After nuclear project abandoned, area businesses already hurting

After nuclear project abandoned, area businesses already hurting

FAIRFIELD COUNTY, SC (WIS) - It's just a campground, but co-owner D. Melton says Broad River Campground feels like home.

"All the people here, the workers, are absolutely great. They've become almost like family members – just great people to know and be around," he said.

But now, the community – just a few miles from V.C. Summer – is changing.

"I have about, I'd say, 98 or 99 percent of these people here do work at V.C. Summer," Melton said.

That's why the sudden abandonment of the nuclear plant's expansion project could be felt at the campground immediately. Tuesday, contractors loaded up rented propane tanks as campers packed up and hit the road – now unemployed and looking for work.

"One of the workers said his best buddy just bought a new home here in Columbia and a new pick-up truck two days ago and walks in and finds out he no longer has a job," Melton said.

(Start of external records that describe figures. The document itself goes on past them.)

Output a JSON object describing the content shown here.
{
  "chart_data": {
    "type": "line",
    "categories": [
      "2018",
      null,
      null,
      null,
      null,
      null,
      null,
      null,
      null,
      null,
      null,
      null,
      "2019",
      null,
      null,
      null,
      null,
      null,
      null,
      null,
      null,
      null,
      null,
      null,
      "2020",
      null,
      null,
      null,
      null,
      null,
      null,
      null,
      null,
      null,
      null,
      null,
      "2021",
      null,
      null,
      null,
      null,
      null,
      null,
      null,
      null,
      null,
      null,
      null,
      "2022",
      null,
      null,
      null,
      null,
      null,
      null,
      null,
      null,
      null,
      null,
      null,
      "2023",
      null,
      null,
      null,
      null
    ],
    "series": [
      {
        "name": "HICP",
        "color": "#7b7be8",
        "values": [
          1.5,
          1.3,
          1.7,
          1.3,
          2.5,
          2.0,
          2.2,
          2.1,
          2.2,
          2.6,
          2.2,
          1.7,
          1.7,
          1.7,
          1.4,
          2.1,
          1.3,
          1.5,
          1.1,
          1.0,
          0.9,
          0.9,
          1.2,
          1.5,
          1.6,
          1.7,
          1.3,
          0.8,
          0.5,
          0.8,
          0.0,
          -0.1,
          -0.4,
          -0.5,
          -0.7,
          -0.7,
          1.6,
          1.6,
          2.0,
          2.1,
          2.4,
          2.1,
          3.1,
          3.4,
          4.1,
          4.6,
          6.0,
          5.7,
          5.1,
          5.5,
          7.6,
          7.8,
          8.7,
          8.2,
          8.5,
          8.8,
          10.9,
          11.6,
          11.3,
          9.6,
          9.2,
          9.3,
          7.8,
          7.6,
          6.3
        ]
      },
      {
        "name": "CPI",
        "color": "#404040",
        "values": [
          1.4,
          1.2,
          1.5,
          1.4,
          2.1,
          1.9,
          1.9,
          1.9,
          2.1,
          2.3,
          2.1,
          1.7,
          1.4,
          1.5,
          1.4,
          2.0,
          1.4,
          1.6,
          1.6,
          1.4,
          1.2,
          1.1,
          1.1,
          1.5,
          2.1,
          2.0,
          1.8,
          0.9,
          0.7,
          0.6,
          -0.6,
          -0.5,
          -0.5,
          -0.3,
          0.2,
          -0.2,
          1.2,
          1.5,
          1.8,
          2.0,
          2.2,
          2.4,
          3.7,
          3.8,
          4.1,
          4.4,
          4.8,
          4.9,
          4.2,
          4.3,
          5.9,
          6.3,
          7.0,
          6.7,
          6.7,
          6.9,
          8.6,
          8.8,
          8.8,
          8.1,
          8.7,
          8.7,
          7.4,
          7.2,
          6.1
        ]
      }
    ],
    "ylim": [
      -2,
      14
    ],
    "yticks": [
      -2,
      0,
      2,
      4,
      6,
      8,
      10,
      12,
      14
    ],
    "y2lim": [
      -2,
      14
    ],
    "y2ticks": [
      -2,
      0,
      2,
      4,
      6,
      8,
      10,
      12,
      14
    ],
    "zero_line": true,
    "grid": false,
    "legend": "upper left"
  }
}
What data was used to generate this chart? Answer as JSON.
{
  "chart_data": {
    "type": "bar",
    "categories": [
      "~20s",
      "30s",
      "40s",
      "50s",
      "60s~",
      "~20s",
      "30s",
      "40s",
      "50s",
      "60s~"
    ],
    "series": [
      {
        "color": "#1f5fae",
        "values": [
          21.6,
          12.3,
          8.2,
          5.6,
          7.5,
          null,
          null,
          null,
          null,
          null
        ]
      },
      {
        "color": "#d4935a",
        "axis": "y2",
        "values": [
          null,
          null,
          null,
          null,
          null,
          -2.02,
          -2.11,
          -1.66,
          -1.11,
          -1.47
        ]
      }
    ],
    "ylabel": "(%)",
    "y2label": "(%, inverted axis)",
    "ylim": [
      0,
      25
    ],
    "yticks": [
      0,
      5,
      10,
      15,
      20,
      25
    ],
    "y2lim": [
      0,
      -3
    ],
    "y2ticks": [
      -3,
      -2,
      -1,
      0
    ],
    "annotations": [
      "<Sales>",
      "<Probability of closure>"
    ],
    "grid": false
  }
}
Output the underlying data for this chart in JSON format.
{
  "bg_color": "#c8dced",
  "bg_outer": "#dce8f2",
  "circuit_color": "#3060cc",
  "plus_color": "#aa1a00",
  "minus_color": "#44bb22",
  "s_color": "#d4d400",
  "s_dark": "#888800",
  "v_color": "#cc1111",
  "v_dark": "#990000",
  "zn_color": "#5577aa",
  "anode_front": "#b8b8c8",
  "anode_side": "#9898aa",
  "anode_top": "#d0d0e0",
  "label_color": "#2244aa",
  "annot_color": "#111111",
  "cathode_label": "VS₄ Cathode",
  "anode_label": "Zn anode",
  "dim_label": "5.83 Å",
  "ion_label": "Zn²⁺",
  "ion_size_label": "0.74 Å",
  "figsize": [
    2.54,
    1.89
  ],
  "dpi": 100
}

For Melton and those workers, it happened so fast.

"A couple of my campers told me they were standing there in the meetings, and as they were announcing the information and what was going on, a lot of people beginning to cry and carry on and just d ropping their tools and slinging things down and walking off," he told WIS.

For Melton himself, he's left with a half-empty campground and the job of re-inventing his business. Across Fairfield County, other businesses are in similar predicaments.

Terry Vickers, the President of the Fairfield County Chamber of Commerce, sent WIS this statement:

"Over the past 10 years Fairfield County has been proud of the fact that two new reactors were being licensed and built, which had not been done in the US in 30 years.  So everyone is in shock from the announcement yesterday to halt constructions of these reactors.  We have citizens without jobs, rental accommodations without renters, retail establishments catering to customers with less spendable income.  I am sure we have not fully identified all the areas that will be affected by this announcement.  I do feel our County Council will gather all the information needed to develop a plan for our County.  I think the SCE&G folks are feeling the same shock with the Santee Cooper announcement.  Having worked in this County for twenty years I am certain that our Council, Delegation, Industry leaders will put their heads together and work though the current situation to provide for our community."

Meanwhile, back at the campground, Melton said he's confident it will survive. It'll just be different without the community that had set up shop and called this place home.

The silver lining for Melton – his campground isn't far from Lake Monticello, the Broad River, and Lake Murray. He hopes to attract hunters, fisherman, and other outdoor enthusiasts to his campground.